前序遍历
非递归
从根节点开始,每次迭代弹出当前栈顶元素访问,并将其孩子节点压入栈中,先压右孩子再压左孩子(入栈是逆序的,从而出栈为先左后右,再加上最开始的根节点,就是根左右)。
public List<Integer> preorderTraversal(TreeNode root) {
List<Integer> res = new ArrayList<Integer>();
if(root == null)
return res;
Stack<TreeNode> st = new Stack<TreeNode>();
st.push(root);
while(!st.isEmpty()){
TreeNode c = st.pop();
res.add(c.val);
if(c.right != null){
st.push(c.right);
}
if(c.left != null){
st.push(c.left);
}
}
return res;
}
中序遍历
非递归
1、若当前节点不为空,则压栈,然后向左子节点走2、当前节点为空,则出栈,访问,然后想这个节点的右子节点走
public static void inOrderUnRecur(Node head) {
System.out.print("in-order: ");
if (head != null) {
Stack<Node> stack = new Stack<Node>();
while (!stack.isEmpty() || head != null) {
if (head != null) {
stack.push(head);
head = head.left;
} else {
head = stack.pop();
System.out.print(head.value + " ");
head = head.right;
}
}
}
System.out.println();
}
后序遍历
非递归
方法1
由于后续是“左右根”,后前序为“根左右”,那只需要把前序改成“根右左”,再将结果置逆就得到了“左右根”,然后返回即可。
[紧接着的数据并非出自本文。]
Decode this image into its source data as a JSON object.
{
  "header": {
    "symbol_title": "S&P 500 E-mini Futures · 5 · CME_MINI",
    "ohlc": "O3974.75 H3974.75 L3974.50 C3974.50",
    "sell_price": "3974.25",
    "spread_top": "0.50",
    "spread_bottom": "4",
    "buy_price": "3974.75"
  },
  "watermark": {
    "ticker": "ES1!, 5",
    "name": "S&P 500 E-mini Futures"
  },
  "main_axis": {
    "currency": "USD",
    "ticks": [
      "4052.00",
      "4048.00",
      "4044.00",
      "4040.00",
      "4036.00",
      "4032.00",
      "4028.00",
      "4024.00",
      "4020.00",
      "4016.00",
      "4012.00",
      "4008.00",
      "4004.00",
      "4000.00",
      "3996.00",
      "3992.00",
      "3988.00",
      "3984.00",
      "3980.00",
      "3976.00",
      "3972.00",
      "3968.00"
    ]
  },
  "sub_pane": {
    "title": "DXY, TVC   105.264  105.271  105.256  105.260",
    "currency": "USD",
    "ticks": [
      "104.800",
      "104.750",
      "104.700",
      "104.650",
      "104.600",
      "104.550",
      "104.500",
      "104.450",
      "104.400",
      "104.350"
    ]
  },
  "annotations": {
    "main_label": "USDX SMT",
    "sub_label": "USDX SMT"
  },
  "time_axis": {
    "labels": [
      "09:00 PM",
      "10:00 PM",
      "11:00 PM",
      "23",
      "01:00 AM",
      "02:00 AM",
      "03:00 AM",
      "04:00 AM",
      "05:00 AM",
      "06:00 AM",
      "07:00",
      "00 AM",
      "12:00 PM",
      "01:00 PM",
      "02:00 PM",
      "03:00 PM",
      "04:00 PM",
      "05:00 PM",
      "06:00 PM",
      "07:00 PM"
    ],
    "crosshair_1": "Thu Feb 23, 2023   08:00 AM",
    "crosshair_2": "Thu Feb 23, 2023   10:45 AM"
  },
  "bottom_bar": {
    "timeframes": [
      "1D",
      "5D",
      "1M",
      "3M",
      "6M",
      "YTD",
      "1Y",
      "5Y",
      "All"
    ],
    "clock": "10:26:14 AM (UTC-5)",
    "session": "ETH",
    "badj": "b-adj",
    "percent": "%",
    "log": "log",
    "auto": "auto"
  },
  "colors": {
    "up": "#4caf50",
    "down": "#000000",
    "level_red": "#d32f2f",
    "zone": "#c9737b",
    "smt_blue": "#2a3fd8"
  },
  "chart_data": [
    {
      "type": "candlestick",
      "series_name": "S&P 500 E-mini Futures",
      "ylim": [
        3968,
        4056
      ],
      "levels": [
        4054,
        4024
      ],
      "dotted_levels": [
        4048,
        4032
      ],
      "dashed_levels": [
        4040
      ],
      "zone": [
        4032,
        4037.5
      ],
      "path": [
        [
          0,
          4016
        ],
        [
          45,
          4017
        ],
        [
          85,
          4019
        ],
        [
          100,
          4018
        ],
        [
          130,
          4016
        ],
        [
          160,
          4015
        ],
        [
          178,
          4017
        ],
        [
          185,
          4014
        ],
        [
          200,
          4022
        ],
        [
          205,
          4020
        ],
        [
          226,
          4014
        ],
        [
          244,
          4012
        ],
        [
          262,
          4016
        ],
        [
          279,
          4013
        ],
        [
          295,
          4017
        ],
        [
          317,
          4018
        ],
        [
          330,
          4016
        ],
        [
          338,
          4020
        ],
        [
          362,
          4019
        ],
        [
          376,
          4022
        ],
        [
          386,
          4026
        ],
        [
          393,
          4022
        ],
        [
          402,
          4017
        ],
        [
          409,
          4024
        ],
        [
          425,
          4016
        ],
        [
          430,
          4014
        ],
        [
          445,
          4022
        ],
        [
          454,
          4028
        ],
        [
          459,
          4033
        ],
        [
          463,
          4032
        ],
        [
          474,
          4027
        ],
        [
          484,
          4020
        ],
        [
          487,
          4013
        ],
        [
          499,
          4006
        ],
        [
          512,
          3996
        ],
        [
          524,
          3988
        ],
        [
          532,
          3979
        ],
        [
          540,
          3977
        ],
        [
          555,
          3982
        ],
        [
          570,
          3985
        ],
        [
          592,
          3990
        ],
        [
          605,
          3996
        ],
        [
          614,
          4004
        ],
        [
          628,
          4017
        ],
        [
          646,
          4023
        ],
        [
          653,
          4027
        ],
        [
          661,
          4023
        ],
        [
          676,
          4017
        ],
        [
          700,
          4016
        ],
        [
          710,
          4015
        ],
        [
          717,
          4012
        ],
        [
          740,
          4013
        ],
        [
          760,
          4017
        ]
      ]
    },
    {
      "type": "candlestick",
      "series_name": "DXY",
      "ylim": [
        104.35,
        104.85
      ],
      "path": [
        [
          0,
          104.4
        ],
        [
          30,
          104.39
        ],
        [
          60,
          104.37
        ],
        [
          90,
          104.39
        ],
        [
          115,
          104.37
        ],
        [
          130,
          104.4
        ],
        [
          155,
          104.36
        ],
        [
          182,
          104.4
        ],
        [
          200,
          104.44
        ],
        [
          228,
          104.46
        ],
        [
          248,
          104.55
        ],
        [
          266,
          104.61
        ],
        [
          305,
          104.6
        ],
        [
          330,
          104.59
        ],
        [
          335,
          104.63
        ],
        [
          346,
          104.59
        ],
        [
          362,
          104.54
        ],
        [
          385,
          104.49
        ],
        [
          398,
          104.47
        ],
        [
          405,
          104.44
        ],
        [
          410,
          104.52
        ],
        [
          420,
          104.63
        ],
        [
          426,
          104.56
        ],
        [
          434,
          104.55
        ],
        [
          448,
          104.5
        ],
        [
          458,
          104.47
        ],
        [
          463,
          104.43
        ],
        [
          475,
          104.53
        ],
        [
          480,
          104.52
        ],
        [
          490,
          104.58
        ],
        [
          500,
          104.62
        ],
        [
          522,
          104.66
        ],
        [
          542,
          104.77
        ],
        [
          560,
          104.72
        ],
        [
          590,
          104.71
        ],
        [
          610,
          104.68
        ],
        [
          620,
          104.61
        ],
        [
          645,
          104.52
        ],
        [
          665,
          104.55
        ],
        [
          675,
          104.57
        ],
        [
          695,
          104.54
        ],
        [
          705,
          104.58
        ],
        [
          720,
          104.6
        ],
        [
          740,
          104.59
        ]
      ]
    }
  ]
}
public List<Integer> postorderTraversal(TreeNode root) {
List<Integer> res = new ArrayList<>();
if(root == null)
return res;
Stack<TreeNode> st = new Stack<>();
st.push(root);
while (!st.isEmpty()){
TreeNode c = st.pop();
res.add(c.val);//与前序唯一区别就是子节点压栈次序改变
if(c.left != null){
st.push(c.left);
}
if(c.right != null){
st.push(c.right);
}
}
Collections.reverse(res);
return res;
}
方法2
有一个last节点,记录右子树是否被访问过,整体思路和中序遍历比较像,先一直往左走,不断入栈,再判断最后一个节点,是否有右子树,或者右子树是否已经被访问过,关键在于这个last节点,用于判断右字数是否已被访问。
class Solution {
public List<Integer> postorderTraversal(TreeNode root) {
List<Integer> res = new ArrayList<Integer>();
if(root == null){
return res;
}
Stack<TreeNode> st = new Stack<>();
TreeNode c = root,last = null;
while(c != null || !st.isEmpty()){
while(c != null){
st.push(c);
c = c.left;
}
c = st.peek();
if(c.right == null || c.right == last){
last = st.pop();
res.add(c.val);
c = null;
}else{
c = c.right;
}
}
return res;
}
}
二叉树的层次遍历
leetcode 面试题32 - I. 从上到下打印二叉树
/**
* Definition for a binary tree node.
* public class TreeNode {
* int val;
* TreeNode left;
* TreeNode right;
* TreeNode(int x) { val = x; }
* }
*/
class Solution {
public int[] levelOrder(TreeNode root) {
List<Integer> res = new ArrayList<>();
Queue<TreeNode> queue = new LinkedList<>();
if(root != null){
queue.add(root);
}
while(!queue.isEmpty()){
TreeNode node = queue.poll();
res.add(node.val);
if(node.left != null)
queue.offer(node.left);
if(node.right != null)
queue.offer(node.right);
}
int[] arr = new int[res.size()];
for(int i=0; i<res.size(); i++) {
arr[i] = res.get(i);
}
return arr;
}
}
从前序与中序遍历序列构造二叉树
Leetcode105
递归解法
关键在于找到每个子树的边界
class Solution {
public TreeNode buildTree(int[] preorder, int[] inorder) {
if(preorder == null || preorder.length == 0)
return null;
map = new HashMap<>();//优化查找速度
for(int i = 0;i < preorder.length;i++){
map.put(inorder[i],i);
}
return generate(preorder,0,preorder.length - 1,inorder,0,inorder.length - 1);
}
HashMap<Integer,Integer> map;
public TreeNode generate(int[] preorder,int preStart,int preEnd, int[] inorder,int inStart,int inEnd){
if(preStart > preEnd || inStart > inEnd)
return null;
TreeNode c = new TreeNode(preorder[preStart]);
int inIndex = map.get(c.val);
c.left = generate(preorder,preStart + 1,preStart + inIndex - inStart,inorder,inStart,inIndex - 1);
c.right = generate(preorder,preStart + inIndex - inStart + 1,preEnd,inorder,inIndex + 1,inEnd);
return c;
}
}